My father-in-law lived with us for the last few years of his life. I learned more about him in that time than ever before, but I didn’t even scratch the surface. Preoccupation with my own life usually took precedent over any spare time I could have spent learning about his.
Warren was a man of many interests but in his old age I think he reflected back on his service in WWII more than anything. It must have been a defining point in his life—the event that shaped him as a man. It’s where he discovered the world, faced fear and developed courage. As a sergeant and gunner in the USAAF he flew on sixteen bomber missions over Europe. His plane was shot down during the Ploiesti Oil Field Raids where his best friend died in his arms and he was held captive in Romania. Warren seldom shared his dark memories, but on the occasions he did we could see the lasting effect the war had on him.

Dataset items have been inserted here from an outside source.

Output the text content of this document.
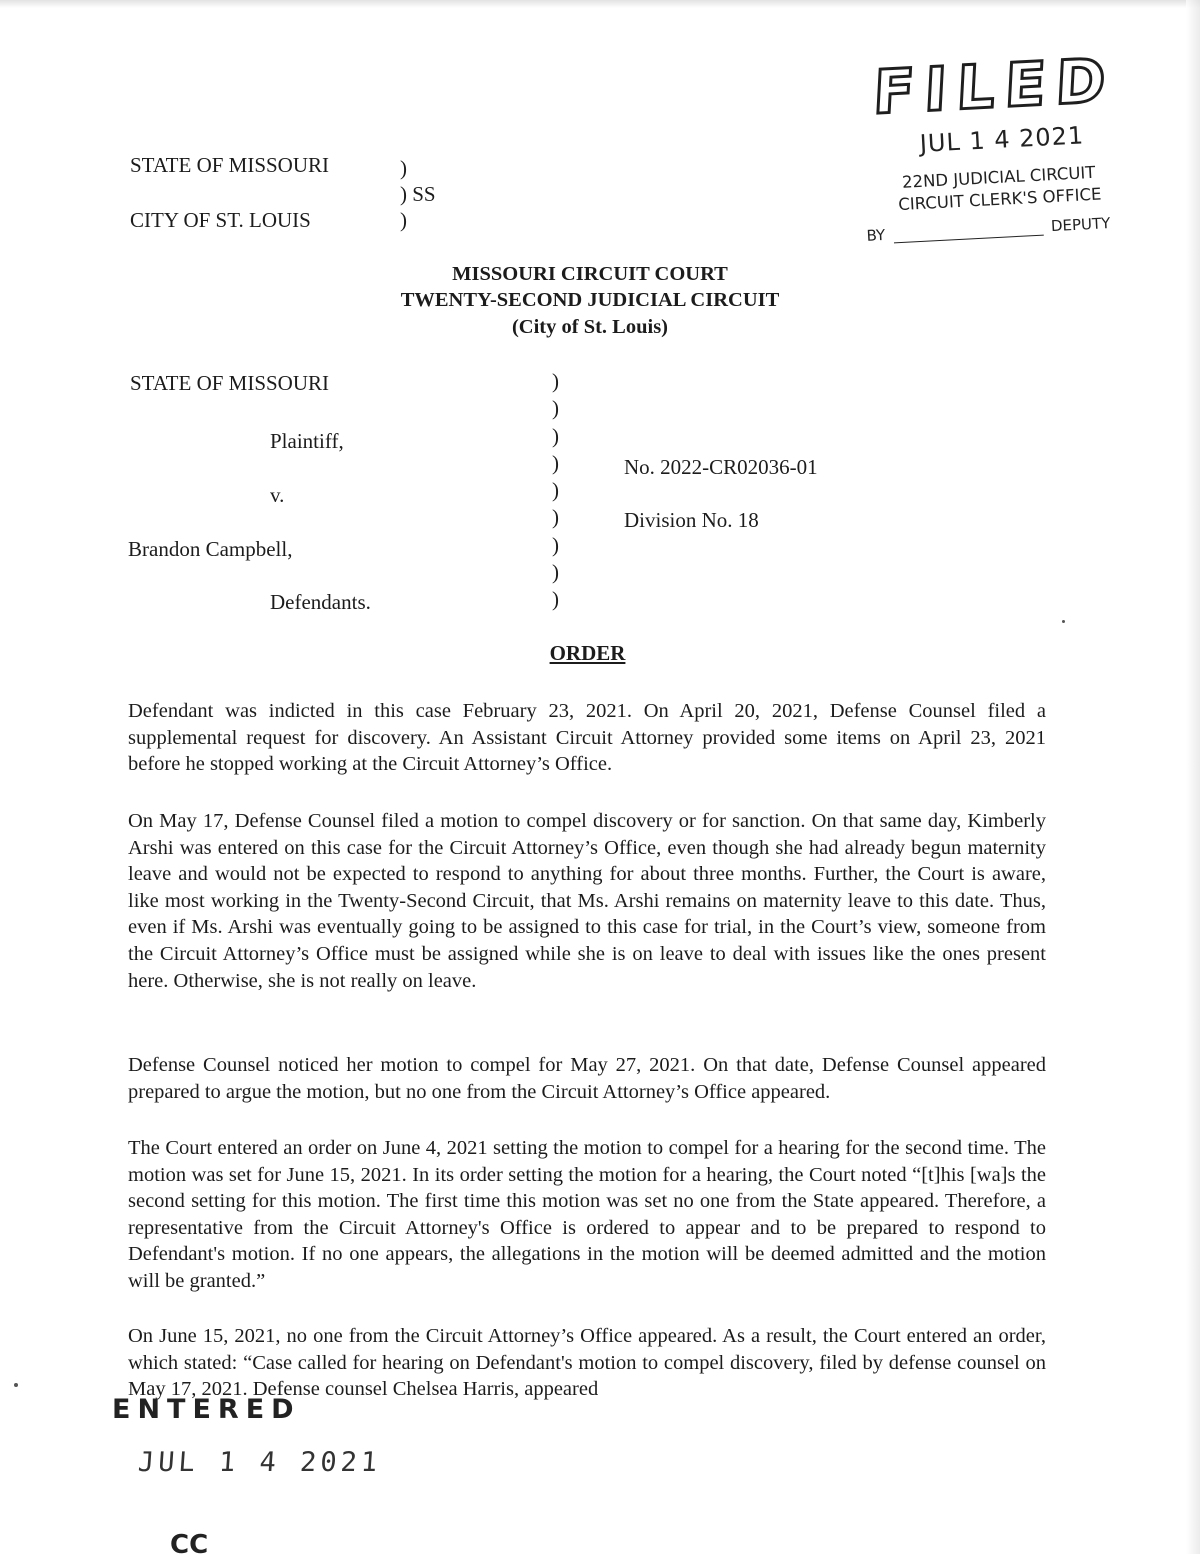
STATE OF MISSOURI
CITY OF ST. LOUIS
)
) SS
)
FILED
JUL 1 4 2021
22ND JUDICIAL CIRCUIT
CIRCUIT CLERK'S OFFICE
BY
DEPUTY
MISSOURI CIRCUIT COURT
TWENTY-SECOND JUDICIAL CIRCUIT
(City of St. Louis)
STATE OF MISSOURI
Plaintiff,
v.
Brandon Campbell,
Defendants.
)
)
)
)
)
)
)
)
)
No. 2022-CR02036-01
Division No. 18
ORDER

Defendant was indicted in this case February 23, 2021. On April 20, 2021, Defense Counsel filed a supplemental request for discovery. An Assistant Circuit Attorney provided some items on April 23, 2021 before he stopped working at the Circuit Attorney’s Office.

On May 17, Defense Counsel filed a motion to compel discovery or for sanction. On that same day, Kimberly Arshi was entered on this case for the Circuit Attorney’s Office, even though she had already begun maternity leave and would not be expected to respond to anything for about three months. Further, the Court is aware, like most working in the Twenty-Second Circuit, that Ms. Arshi remains on maternity leave to this date. Thus, even if Ms. Arshi was eventually going to be assigned to this case for trial, in the Court’s view, someone from the Circuit Attorney’s Office must be assigned while she is on leave to deal with issues like the ones present here. Otherwise, she is not really on leave.

Defense Counsel noticed her motion to compel for May 27, 2021. On that date, Defense Counsel appeared prepared to argue the motion, but no one from the Circuit Attorney’s Office appeared.

The Court entered an order on June 4, 2021 setting the motion to compel for a hearing for the second time. The motion was set for June 15, 2021. In its order setting the motion for a hearing, the Court noted “[t]his [wa]s the second setting for this motion. The first time this motion was set no one from the State appeared. Therefore, a representative from the Circuit Attorney's Office is ordered to appear and to be prepared to respond to Defendant's motion. If no one appears, the allegations in the motion will be deemed admitted and the motion will be granted.”

On June 15, 2021, no one from the Circuit Attorney’s Office appeared. As a result, the Court entered an order, which stated: “Case called for hearing on Defendant's motion to compel discovery, filed by defense counsel on May 17, 2021. Defense counsel Chelsea Harris, appeared

ENTERED
JUL 1 4 2021
CC
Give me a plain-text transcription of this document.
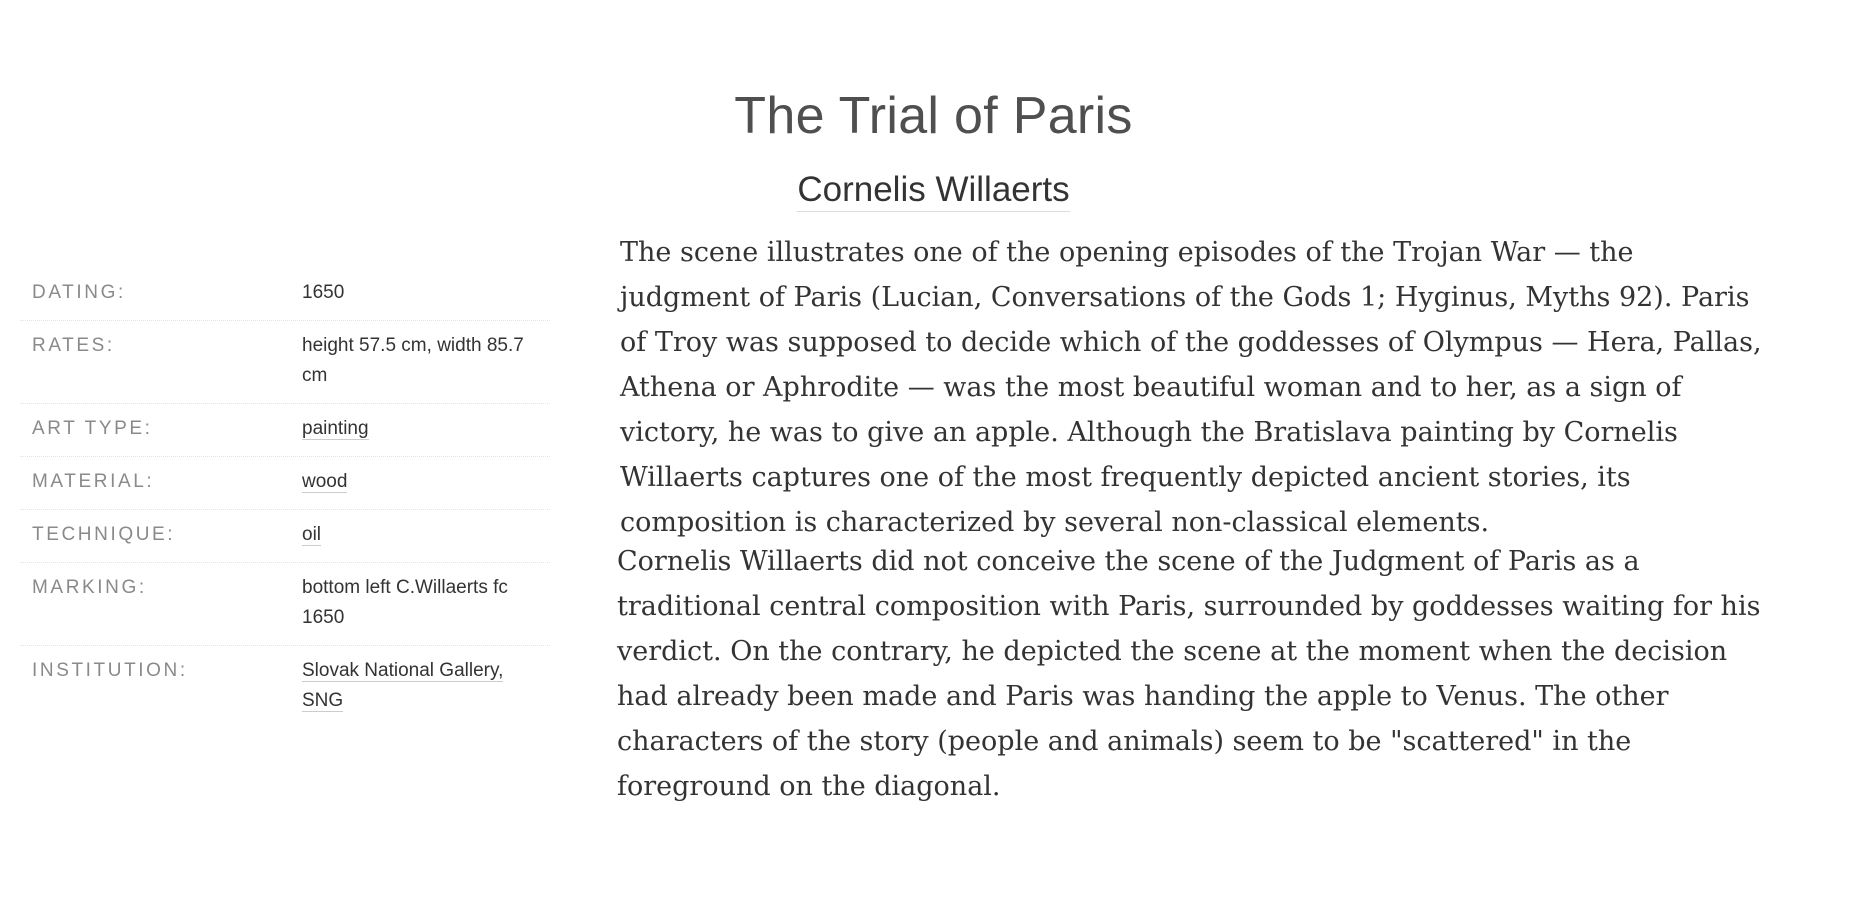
The Trial of Paris
Cornelis Willaerts
DATING:	1650
RATES:	height 57.5 cm, width 85.7 cm
ART TYPE:	painting
MATERIAL:	wood
TECHNIQUE:	oil
MARKING:	bottom left C.Willaerts fc 1650
INSTITUTION:	Slovak National Gallery, SNG

The scene illustrates one of the opening episodes of the Trojan War — the judgment of Paris (Lucian, Conversations of the Gods 1; Hyginus, Myths 92). Paris of Troy was supposed to decide which of the goddesses of Olympus — Hera, Pallas, Athena or Aphrodite — was the most beautiful woman and to her, as a sign of victory, he was to give an apple. Although the Bratislava painting by Cornelis Willaerts captures one of the most frequently depicted ancient stories, its composition is characterized by several non-classical elements.

Cornelis Willaerts did not conceive the scene of the Judgment of Paris as a traditional central composition with Paris, surrounded by goddesses waiting for his verdict. On the contrary, he depicted the scene at the moment when the decision had already been made and Paris was handing the apple to Venus. The other characters of the story (people and animals) seem to be "scattered" in the foreground on the diagonal.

One summer the military air show Wings of Freedom Tour came to town and we asked Dad if he’d like to go. He leapt at the idea like a kid offered an ice-cream cone. The morning of the show I went to his room to wake him and found him sitting on the edge of the bed, fully dressed and ready to go. He barely touched his breakfast, instead his eyes were fixed on our dining room clock as if he was trying to telekinetically advance the hands to our time of departure.
Pulling into the airport parking lot I noticed his hand already grasping the door handle as he impatiently waited for me to park the car. We put him in his wheelchair and watched as he rolled himself out onto the tarmac. A youthful glow filled his eyes as he worked his way through the exhibit surveying the aircraft he was once so familiar with. Dad asked for his cane saying, “I want to stand on my own for a while” and he did, gazing off in the distance as if he was searching for old friends on the horizon. He seemed rejuvenated in the presence of the nostalgic aircraft, yet an occasional shrinking trace of sorrow was evident in his dampening eyes.
At the end of the show Dad clung to the fence rail along the runway watching the B-17 Bomber take flight. With his white knuckled hands slightly trembling and tears spilling down his face he said, “I didn’t think I would ever see that again.” Warren died the year after that air show.
Sitting here today—confined to my chair—I’m watching the HBO war series, Band of Brothers and I can’t help but wish Warren was sitting here with me. There is so much more I want to know about his life and that causes me to wonder, how many times had he wished I would have taken a few extra moments to sit with him. What was I thinking?
Life is short—so look up from that I-Phone, I-Pad, or whatever it is that’s robbing you of a meaningful conversation with someone who has experienced the joys and trials of life. Call your parents, visit a sick friend, communicate. Make time for people, because time is something you will never get back.